"Can we, the ordinary citizens and the majority in Kenya, break these chains of hatred and animosity which have been passed to us from generation to generation? Can we forgive those who have hurt us instead of seeking revenge? Can we apologize to one another for being perpetrators of hatred and turning against each other?
Forgiveness remains a crucial thing for Kenya and other countries swimming in hatred. Forgiveness is so radical! It dissolves alienation, brings reconciliation, restoration and renewal. It does not change the past but it does enlarge the future. Its difficult, its challenging but its worth going for it."
The Crisis Leadership Forum report indicates that enacting forgiveness is critical in repairing the damage caused by crisis. In the Forum, Tom Tucker stated with regard to Hurricane Katrina: "I sincerely hope we have a forgiveness authority. . . . It’s going to be very interesting if the right people that did the right things are forgiven. And if they’re not, you’re going to lose a layer of leadership.”
The need to recognize wrongs and enact forgiveness is a difficult chasm that can and must be bridged. One path forward is the Truth and Reconciliation model pioneered in South Africa. It is a way of healing we need much more in our world and represents the kind of courageous leadership that bridges but doesn't paper over differences.

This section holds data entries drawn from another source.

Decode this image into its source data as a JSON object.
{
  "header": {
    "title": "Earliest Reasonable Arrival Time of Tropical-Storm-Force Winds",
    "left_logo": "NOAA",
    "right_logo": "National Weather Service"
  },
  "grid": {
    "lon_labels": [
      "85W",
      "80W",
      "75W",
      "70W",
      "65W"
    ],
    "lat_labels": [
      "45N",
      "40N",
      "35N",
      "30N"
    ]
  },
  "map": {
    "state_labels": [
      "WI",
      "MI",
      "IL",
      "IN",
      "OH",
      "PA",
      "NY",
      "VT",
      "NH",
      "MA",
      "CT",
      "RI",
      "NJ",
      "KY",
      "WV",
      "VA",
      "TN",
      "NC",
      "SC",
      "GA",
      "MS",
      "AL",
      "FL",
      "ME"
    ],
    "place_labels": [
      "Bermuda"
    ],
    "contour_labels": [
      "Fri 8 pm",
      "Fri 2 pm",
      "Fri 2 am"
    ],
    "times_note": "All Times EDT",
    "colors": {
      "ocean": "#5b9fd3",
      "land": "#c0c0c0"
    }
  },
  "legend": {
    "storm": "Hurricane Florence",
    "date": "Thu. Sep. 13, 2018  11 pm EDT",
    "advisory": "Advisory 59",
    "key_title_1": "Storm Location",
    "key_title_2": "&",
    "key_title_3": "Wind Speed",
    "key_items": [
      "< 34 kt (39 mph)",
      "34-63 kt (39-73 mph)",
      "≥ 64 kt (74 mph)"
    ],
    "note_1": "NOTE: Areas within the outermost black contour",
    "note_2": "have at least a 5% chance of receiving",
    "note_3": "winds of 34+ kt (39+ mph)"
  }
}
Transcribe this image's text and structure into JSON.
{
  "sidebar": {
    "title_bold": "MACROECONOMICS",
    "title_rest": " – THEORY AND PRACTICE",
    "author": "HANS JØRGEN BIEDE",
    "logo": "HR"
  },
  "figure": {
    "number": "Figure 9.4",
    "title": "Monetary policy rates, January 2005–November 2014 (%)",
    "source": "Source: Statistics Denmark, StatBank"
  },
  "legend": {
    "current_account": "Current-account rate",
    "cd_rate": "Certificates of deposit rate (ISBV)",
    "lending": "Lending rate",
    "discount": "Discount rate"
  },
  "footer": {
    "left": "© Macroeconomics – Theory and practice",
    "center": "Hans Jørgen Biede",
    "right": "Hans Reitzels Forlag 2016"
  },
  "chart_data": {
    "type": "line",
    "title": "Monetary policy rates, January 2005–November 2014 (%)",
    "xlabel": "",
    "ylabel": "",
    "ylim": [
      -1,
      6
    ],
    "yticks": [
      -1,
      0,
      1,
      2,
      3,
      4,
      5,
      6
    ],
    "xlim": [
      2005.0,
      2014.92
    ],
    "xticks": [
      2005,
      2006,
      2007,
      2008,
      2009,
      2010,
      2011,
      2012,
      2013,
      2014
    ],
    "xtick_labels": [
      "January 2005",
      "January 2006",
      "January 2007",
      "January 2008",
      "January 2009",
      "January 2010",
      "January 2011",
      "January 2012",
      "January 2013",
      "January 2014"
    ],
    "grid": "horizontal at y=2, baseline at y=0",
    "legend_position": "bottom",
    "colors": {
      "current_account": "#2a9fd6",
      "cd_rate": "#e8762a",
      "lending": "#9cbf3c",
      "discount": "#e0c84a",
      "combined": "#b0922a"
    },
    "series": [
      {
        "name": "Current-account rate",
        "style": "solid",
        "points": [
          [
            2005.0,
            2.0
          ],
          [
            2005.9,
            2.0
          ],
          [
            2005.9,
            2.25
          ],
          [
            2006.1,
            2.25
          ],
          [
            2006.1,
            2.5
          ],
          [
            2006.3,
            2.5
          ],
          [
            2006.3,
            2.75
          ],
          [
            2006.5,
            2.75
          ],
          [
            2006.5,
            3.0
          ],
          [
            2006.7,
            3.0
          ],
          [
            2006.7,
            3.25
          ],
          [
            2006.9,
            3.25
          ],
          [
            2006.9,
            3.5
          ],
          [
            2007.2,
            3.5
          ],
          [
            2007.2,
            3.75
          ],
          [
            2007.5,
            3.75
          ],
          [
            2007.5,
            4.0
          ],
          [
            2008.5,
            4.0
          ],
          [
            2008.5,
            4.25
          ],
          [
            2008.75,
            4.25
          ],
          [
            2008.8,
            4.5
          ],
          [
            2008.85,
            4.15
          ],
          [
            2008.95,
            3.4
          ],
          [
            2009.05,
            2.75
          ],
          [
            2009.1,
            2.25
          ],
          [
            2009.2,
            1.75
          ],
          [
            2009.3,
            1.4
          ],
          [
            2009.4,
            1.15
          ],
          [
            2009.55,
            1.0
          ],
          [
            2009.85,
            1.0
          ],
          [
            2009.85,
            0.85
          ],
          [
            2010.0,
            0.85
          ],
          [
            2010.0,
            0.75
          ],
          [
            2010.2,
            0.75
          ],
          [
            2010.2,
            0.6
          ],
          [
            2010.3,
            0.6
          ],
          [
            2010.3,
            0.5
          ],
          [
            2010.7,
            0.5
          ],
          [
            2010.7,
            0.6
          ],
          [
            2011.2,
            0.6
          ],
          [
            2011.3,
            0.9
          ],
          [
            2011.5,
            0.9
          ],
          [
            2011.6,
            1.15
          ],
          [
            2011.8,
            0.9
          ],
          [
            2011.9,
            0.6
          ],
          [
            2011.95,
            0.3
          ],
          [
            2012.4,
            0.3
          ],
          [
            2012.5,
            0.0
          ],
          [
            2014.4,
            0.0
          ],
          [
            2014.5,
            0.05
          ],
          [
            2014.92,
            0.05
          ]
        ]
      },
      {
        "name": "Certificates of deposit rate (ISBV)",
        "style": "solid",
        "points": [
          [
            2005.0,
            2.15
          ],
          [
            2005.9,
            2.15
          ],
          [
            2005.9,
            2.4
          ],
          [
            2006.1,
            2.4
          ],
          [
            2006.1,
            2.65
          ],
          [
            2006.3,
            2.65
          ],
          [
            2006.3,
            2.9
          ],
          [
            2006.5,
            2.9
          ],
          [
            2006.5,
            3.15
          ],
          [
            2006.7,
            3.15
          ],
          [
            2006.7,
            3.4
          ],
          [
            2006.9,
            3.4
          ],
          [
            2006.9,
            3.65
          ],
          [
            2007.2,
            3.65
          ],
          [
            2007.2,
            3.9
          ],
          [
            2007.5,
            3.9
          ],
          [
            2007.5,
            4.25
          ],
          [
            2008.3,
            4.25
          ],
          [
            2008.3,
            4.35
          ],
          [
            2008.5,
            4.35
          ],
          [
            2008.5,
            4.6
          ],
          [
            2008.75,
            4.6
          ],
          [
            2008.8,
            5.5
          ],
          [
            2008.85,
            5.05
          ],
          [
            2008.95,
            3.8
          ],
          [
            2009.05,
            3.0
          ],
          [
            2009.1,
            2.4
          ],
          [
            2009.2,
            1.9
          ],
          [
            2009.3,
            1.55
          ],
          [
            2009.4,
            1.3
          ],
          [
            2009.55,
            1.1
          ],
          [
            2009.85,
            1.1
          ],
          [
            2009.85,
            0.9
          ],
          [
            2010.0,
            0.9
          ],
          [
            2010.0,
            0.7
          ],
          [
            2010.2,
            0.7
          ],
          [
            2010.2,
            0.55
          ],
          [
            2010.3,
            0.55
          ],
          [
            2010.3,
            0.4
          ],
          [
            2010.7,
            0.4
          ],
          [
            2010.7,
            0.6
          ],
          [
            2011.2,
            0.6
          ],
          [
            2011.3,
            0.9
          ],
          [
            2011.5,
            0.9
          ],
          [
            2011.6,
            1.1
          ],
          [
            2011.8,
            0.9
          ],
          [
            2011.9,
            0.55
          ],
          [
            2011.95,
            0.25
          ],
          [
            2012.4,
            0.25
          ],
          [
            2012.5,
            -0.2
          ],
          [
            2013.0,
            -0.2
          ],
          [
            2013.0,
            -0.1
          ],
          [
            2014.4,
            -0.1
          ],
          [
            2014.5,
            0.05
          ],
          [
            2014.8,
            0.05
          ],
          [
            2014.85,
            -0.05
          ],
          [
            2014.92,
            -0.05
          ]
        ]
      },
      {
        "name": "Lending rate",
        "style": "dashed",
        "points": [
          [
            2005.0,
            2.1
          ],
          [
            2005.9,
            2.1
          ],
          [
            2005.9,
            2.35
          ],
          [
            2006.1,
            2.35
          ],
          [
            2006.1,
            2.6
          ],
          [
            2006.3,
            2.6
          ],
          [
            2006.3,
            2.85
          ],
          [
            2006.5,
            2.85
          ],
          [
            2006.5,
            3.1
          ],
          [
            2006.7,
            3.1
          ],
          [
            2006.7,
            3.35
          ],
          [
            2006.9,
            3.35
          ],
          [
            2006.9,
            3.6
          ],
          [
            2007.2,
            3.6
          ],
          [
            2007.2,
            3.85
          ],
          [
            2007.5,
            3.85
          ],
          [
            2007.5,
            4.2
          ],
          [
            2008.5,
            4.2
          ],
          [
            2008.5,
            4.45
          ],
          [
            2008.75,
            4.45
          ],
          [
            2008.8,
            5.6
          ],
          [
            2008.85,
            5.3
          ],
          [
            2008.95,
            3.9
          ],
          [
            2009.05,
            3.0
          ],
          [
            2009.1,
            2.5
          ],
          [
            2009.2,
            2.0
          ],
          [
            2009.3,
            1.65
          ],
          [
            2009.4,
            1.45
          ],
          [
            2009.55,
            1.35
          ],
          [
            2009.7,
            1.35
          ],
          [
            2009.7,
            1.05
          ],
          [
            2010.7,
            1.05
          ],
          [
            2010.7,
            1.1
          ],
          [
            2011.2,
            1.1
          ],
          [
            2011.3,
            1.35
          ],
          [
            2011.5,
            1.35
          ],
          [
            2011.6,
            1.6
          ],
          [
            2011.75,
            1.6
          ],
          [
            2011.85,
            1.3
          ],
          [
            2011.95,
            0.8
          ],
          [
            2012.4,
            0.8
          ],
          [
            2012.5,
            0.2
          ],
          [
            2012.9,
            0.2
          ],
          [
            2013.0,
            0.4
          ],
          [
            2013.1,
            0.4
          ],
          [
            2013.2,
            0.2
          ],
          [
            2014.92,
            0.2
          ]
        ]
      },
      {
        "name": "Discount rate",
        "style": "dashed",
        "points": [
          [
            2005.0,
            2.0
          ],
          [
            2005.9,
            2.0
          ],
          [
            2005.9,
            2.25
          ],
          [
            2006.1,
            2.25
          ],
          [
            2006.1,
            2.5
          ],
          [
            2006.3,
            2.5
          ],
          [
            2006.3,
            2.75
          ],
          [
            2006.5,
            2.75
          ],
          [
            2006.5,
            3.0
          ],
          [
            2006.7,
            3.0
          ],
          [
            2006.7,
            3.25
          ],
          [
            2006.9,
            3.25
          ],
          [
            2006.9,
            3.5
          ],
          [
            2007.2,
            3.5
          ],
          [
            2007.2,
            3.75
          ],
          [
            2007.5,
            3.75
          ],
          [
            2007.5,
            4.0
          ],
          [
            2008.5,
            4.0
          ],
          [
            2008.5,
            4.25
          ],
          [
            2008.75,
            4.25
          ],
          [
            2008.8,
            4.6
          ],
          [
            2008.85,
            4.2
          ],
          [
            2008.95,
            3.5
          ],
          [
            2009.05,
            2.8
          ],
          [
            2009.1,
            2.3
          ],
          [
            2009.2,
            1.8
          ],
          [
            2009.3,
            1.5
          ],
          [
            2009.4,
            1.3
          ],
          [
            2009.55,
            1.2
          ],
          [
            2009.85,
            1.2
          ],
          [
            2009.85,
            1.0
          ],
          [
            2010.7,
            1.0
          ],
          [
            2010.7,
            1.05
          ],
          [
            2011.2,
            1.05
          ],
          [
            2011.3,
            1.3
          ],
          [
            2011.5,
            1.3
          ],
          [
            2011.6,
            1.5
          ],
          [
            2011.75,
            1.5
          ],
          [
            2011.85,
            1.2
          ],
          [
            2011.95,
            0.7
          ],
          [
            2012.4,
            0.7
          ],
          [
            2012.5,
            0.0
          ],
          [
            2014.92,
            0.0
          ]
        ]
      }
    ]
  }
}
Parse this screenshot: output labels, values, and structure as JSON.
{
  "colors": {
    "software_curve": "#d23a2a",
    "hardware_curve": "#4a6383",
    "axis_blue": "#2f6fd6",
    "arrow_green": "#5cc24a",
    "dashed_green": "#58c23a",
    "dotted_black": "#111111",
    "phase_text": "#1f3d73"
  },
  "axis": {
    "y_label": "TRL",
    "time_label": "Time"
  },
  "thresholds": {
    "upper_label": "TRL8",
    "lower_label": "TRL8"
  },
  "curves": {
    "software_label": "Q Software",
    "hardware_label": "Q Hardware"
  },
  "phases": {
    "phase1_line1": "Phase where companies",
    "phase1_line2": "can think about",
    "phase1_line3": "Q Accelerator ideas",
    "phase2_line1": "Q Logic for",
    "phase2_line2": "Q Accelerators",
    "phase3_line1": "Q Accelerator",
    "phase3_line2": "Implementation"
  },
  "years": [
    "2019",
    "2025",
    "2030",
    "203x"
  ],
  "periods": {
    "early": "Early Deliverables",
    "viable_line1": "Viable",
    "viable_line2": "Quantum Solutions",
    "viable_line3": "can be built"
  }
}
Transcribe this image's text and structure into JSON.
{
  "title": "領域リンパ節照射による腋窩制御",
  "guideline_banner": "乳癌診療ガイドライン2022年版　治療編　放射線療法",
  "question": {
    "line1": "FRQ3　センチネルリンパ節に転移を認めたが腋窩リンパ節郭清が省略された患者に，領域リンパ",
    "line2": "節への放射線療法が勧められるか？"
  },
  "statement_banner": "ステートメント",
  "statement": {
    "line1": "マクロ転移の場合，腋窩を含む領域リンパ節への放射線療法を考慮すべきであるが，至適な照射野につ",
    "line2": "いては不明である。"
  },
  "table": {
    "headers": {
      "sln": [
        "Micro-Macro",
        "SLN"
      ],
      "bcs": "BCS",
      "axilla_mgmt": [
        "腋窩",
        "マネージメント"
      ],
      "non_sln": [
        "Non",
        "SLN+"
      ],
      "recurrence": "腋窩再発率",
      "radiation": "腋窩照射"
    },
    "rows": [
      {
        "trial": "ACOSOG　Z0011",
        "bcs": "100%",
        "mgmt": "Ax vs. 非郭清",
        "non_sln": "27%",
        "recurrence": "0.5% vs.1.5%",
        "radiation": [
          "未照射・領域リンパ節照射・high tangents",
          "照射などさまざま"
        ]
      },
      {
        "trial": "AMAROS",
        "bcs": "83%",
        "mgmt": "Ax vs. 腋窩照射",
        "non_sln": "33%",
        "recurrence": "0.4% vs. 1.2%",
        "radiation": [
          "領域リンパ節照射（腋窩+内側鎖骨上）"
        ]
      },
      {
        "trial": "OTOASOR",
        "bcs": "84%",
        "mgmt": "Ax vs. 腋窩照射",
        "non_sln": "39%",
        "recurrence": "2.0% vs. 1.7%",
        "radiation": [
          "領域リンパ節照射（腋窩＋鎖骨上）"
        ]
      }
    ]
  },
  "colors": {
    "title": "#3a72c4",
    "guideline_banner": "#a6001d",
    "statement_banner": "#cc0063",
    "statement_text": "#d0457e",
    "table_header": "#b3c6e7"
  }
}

In a blog post on the re-emergence of social-identity conflict in our world, Chris Ernst writes of the role of leadership in bringing people together:
"The implication for leadership is this – as ancient identities work to pull groups apart, the role of leadership will increasingly be to create the context and space for these groups to come together. When group boundaries are successfully bridged, pent-up breakthroughs and innovations are unleashed. This is both the challenge and the opportunity for boundary spanning leadership."